Wednesday, October 10, 2012

on death and dying

on friday october 5th at 6:23 in the morning i watched my nana glo take her last breath.

the days leading up to it were a blur of doctors and diagnosis.  some days were not so bad.  we even thought she was getting better.  and it was so quick its hard to get here. 

in the end it was hospital acquired pneumonia that finally got her. 

tough as she was.

and she fought it.  until she didn't.  and one late night when it was just me and her in the hospital room
i held her hand and told her, no one, not even her daughter, would be mad if she felt it was her time to go.

no one wants to see someone else suffer for them.

and when she was ready she told us.  and she whispered to each of us a little something - praising the ways we would carry her "Sargent" genes on for her.  and she was herself til the end.

she voted for obama from her icu bed.

she made us be silent for the presidential debate.

she came back to her home and pet her cat one last time and danced with her face to a favorite song.  she was agitated at times, talking fast, not wanting to leave anything undone, she wanted no messes when she was finally to go.  and we listened to her still.  all her wisdom.  all the same.

and she talked of compost, and energy and scooping things up.

and we fed her morphine on the hour - afraid every time that we would be the one to give the dose that killed her, and we itched her back and rubbed lotion in her hands and joe sang her "there were bells on a hill but i never heard them ringing no i never heard them at all til there was you"... and she mouthed the words, moved her head, and let the moment count for everything.

and we filled her house.  cousins and her children, spouses and in-laws, sleeping sitting up in chairs, sprawled on the floor on pillows and under tables.   i have never seen my big noisy family sit is such silence for so long.

when her mouth filled with foam we did our best to clean it.  when she opened her eyes we played vivaldi so she wouldn't feel any fear.  my father held his hands on hers willing her to let go with peace.
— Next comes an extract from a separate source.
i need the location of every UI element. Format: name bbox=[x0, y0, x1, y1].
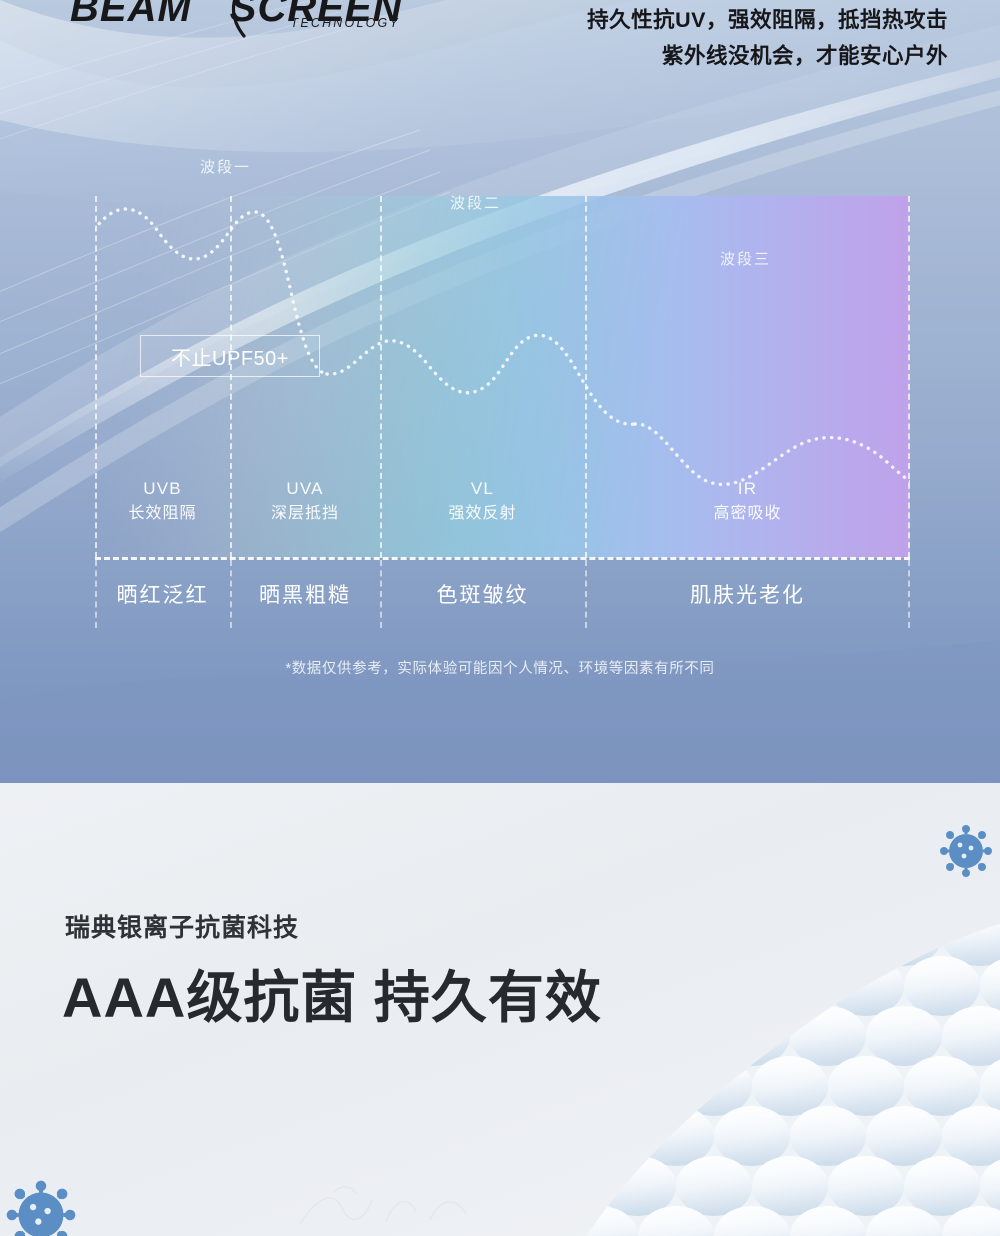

at 6:23 am a subtle change shifted across her face and we watched her take her last breath just after her lips turned a soft shade of blue and the light of the day made it's way through the windows.

the crows started their call.  family members were woken.  her children reaching for her.  tears and text messages.  so shocking is death even when it is most expected.  how quickly she left once it was time.

and still we sat.  my dad still holding her hand.  again silence.  one family staying with her in that room.  giving her the peace and the space to move on.  no one moving until the hospice nurse came to tell us it was time.

our nana glo was more than just a beautiful woman.  more than just a wife, just a mother, just a feminist, just a liberal.  she was the driving force behind an entire family.  generations of children have grown to be strong adults because of who she was. 

she faced her death with a courage i hope to have in my life. 

and i will miss takling to her about the latest book she has read or the last thing we both watched on pbs.  i will miss her puns and her npr commentaries.  i will miss talking about the latest art exhibits at the mfa, her advice for my garden or when she would give us green beans fresh from her garden.  i will miss those quiet moments in the end when she let me brush her hair.

and there are so many things i still need to ask her.

but i feel lucky to have grown up in such a strong and loving family.  rooted on our family street by her home, her heart, her sunday night dinners.  and i am thankful that nana glo let us be part of her death as she was such a huge part of our lives.

 as Nana Glo's last act she taught us all not only how to live but also how to die.